A New Programming Language for Kids

Photo taken by Piotr Jaczewski. There are no usage restrictions for this photo

The complex syntax of computer programming languages makes the prospect of becoming a true geek daunting for many.

But Scratch is so simple, even kids can do it.

Mitchel Resnick and his colleagues at the MIT Media Lab, supported by the National Science Foundation, are focused on getting young people excited about computer science by using technology as a means to express themselves in creative ways, including through computer programming.

The target audience: ages 8 through 16. But you can use it, too.

In Scratch, coding is done with graphical blocks. A student writes code by snapping together blocks, much like LEGO bricks or pieces of a puzzle. Additionally, the blocks are designed to fit only in ways that make syntactic sense. This eliminates the dreaded syntax errors that often frustrate and discourage young computer programmers.

To create a program, students drag-and-drop the blocks to create procedures.

For example, a student could code a procedure that would make a figure dance. Scratch is easy for people to get started, but still provides the complex environment that allows people to design more complicated projects. This is the ideal combination for encouraging novices, while still providing a challenging environment for Scratch experts.

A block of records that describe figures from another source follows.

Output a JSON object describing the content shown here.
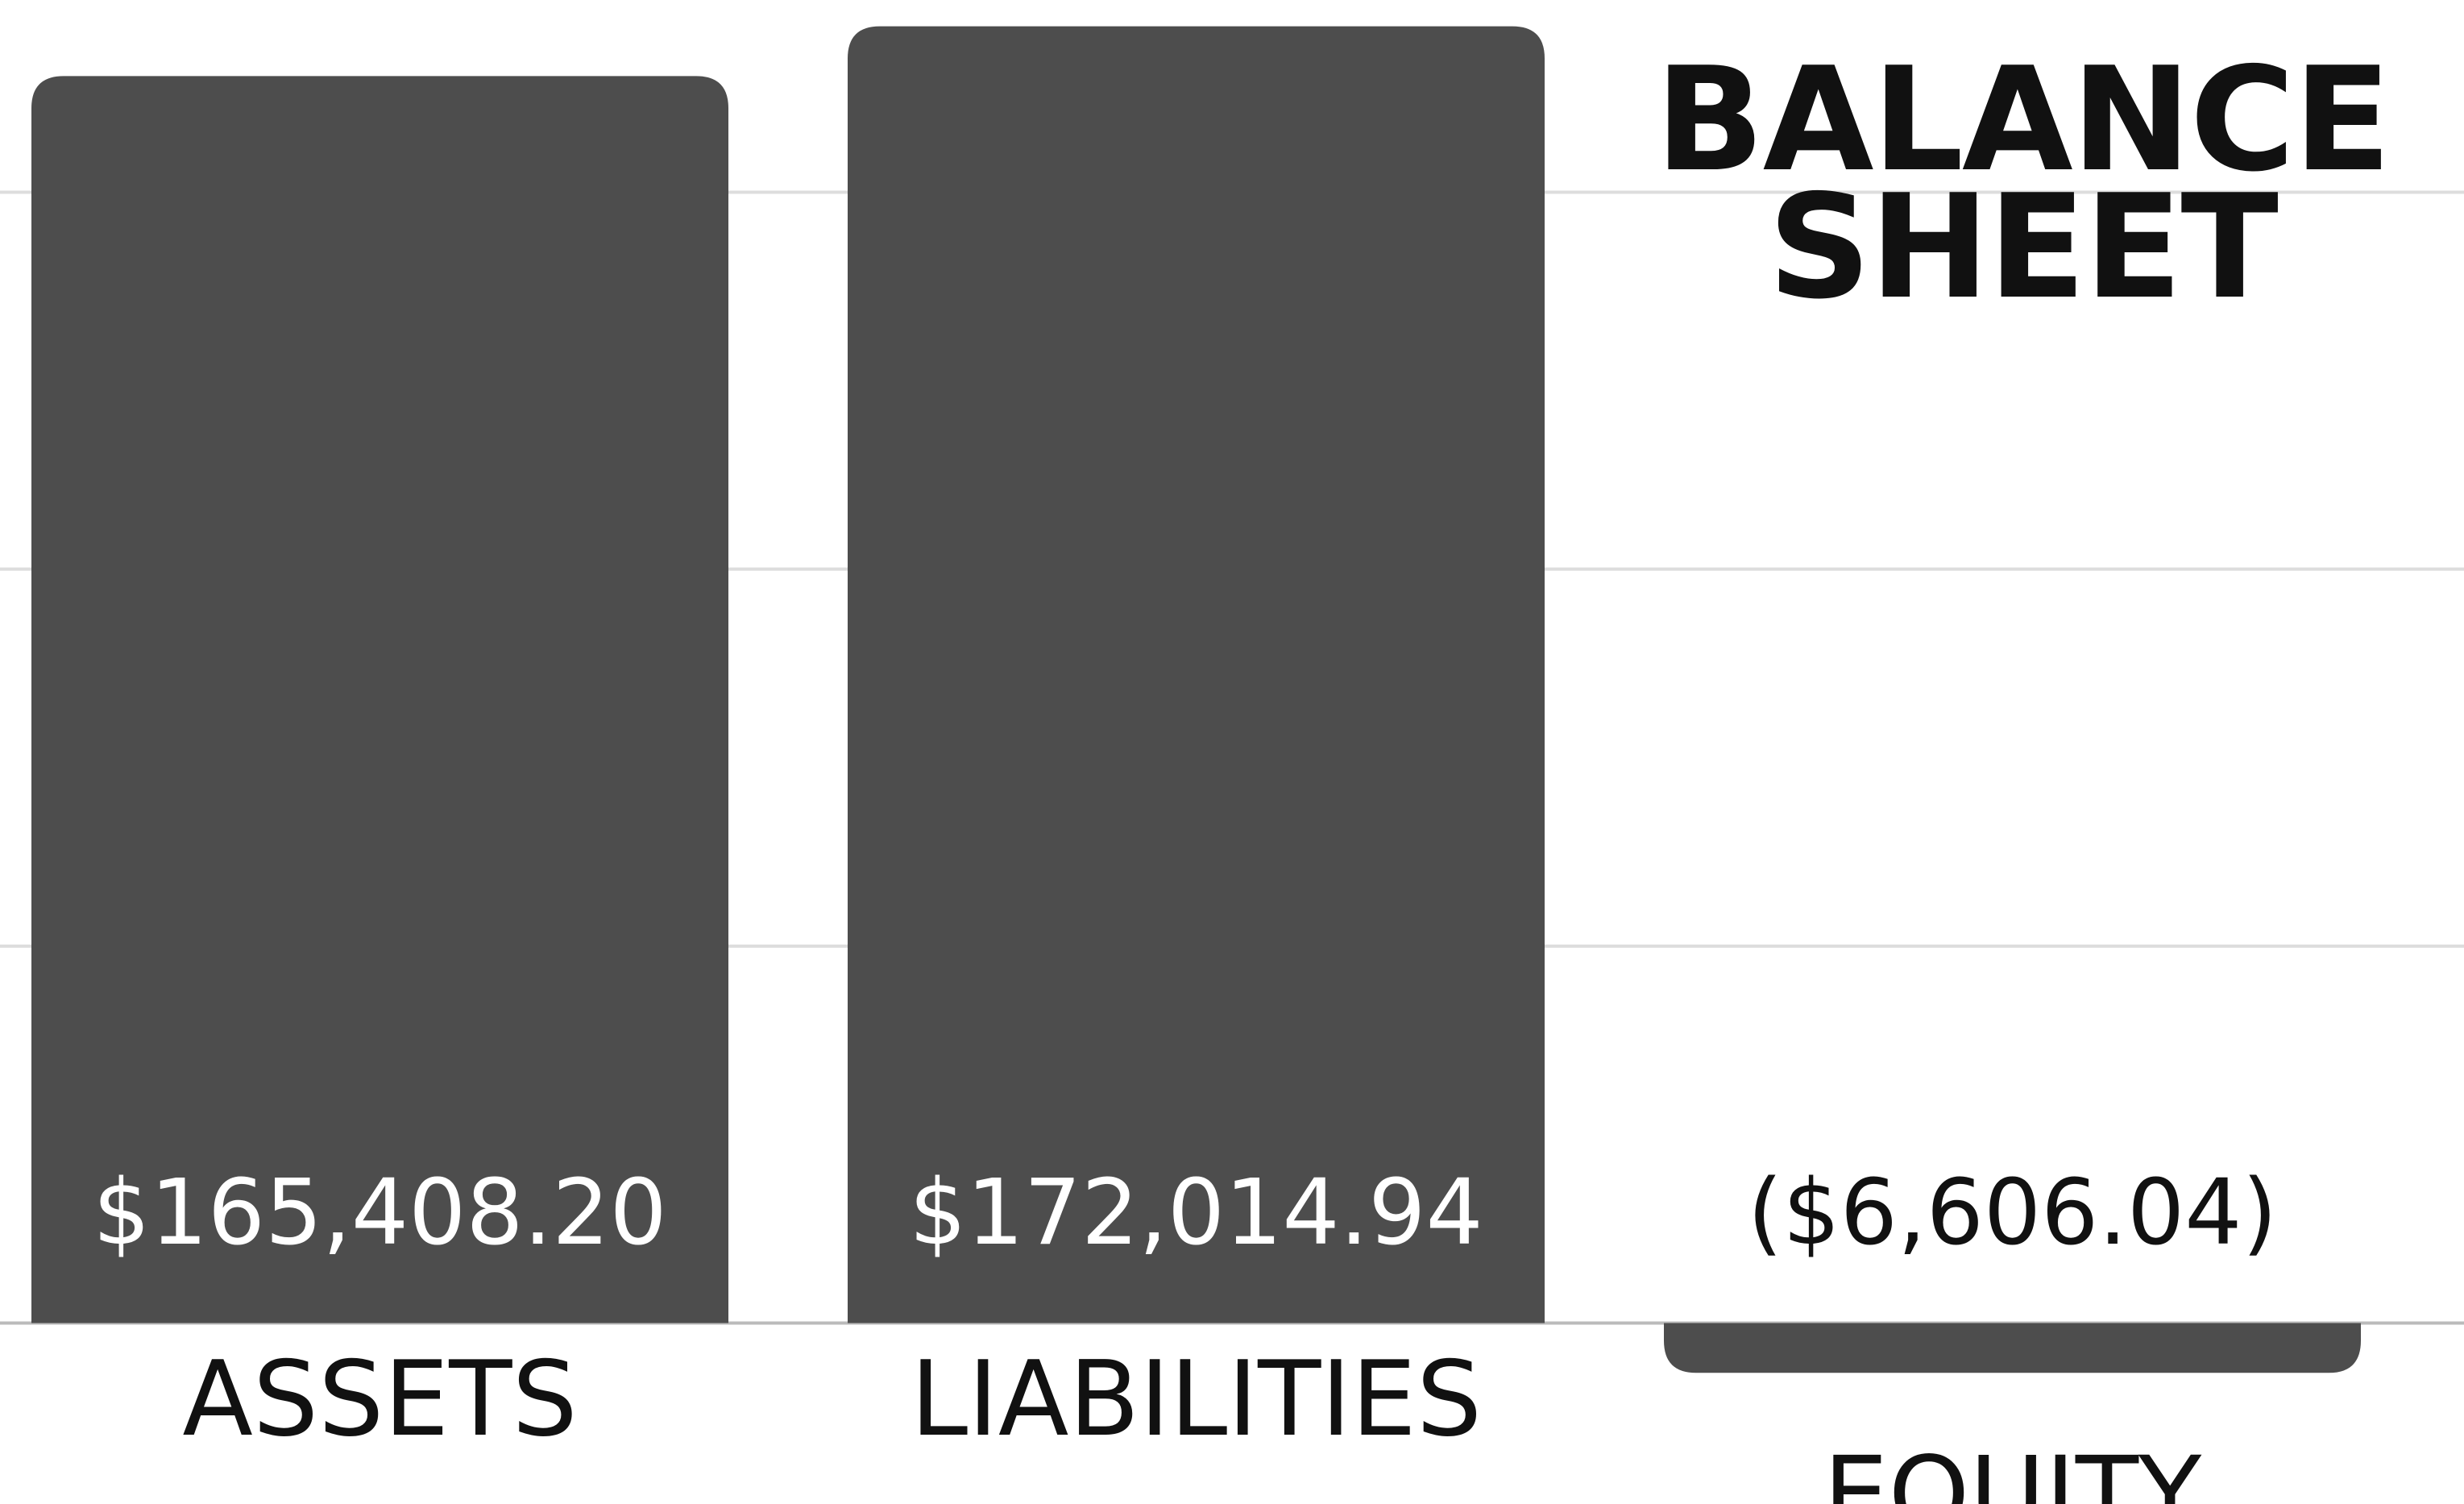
{
  "chart_data": {
    "type": "bar",
    "title": "BALANCE SHEET",
    "categories": [
      "ASSETS",
      "LIABILITIES",
      "EQUITY"
    ],
    "values": [
      165408.2,
      172014.94,
      -6606.04
    ],
    "value_labels": [
      "$165,408.20",
      "$172,014.94",
      "($6,606.04)"
    ],
    "color": "#4d4d4d",
    "ylim": [
      -24000,
      175500
    ],
    "yticks": [
      0,
      50000,
      100000,
      150000
    ],
    "grid": true
  }
}
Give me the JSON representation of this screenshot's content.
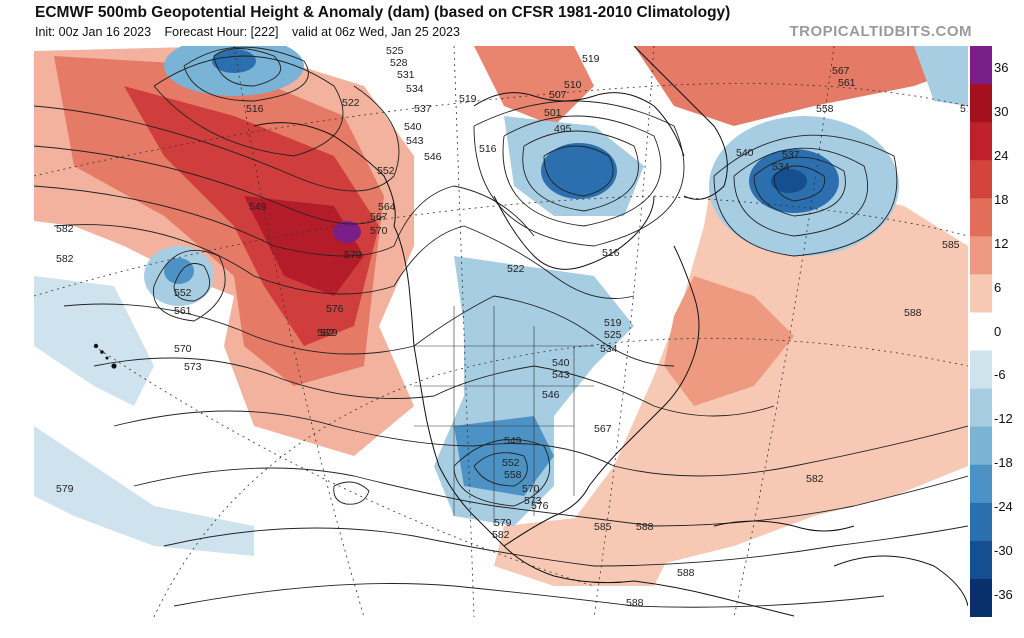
{
  "header": {
    "title": "ECMWF 500mb Geopotential Height & Anomaly (dam) (based on CFSR 1981-2010 Climatology)",
    "init": "Init: 00z Jan 16 2023",
    "forecast_hour": "Forecast Hour: [222]",
    "valid": "valid at 06z Wed, Jan 25 2023",
    "brand": "TROPICALTIDBITS.COM"
  },
  "colorbar": {
    "labels": [
      "36",
      "30",
      "24",
      "18",
      "12",
      "6",
      "0",
      "-6",
      "-12",
      "-18",
      "-24",
      "-30",
      "-36"
    ],
    "colors": [
      "#7a1f8a",
      "#a5101f",
      "#c0202a",
      "#d3443c",
      "#e26e5a",
      "#ee9a80",
      "#f7c9b4",
      "#ffffff",
      "#cfe3ee",
      "#a7cde3",
      "#79b3d6",
      "#4d92c4",
      "#2b6fae",
      "#164f8f",
      "#08306b"
    ]
  },
  "contour_labels": [
    "516",
    "522",
    "525",
    "528",
    "531",
    "534",
    "537",
    "540",
    "543",
    "546",
    "552",
    "549",
    "564",
    "567",
    "570",
    "579",
    "582",
    "552",
    "561",
    "570",
    "573",
    "576",
    "579",
    "519",
    "519",
    "510",
    "507",
    "501",
    "495",
    "516",
    "516",
    "522",
    "519",
    "525",
    "534",
    "540",
    "543",
    "546",
    "549",
    "552",
    "558",
    "567",
    "570",
    "573",
    "576",
    "579",
    "582",
    "585",
    "588",
    "588",
    "588",
    "537",
    "534",
    "540",
    "558",
    "561",
    "567",
    "573",
    "585",
    "588",
    "582",
    "582",
    "582",
    "579"
  ]
}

When Resnick and his team launched Scratch in 2007, they also launched a Scratch website that allows Scratch programmers to publish their projects on the web and share it with others. This creates an online community where people share and collaborate on Scratch projects.

Since launch, there have been almost 800,000 projects uploaded to the Scratch website.

One practical use: Students are using Scratch in English courses as a tool to use in their book reports. Resnick and colleagues say that injecting computer programming into non-computer science courses more accurately reflects the present day world where computer-programming skills are needed in a diverse set of professions.

Resnick worries that today's kids use plenty of technology but may not be digitally fluent.

Resnick points out that to be fluent in a foreign language, one must be able to explain a complex idea or tell a story, not just be able to say a few phrases in the language. Analogously, he claims that to be digitally fluent, one would need to be able to construct things with the digital tools, not just be able to use them.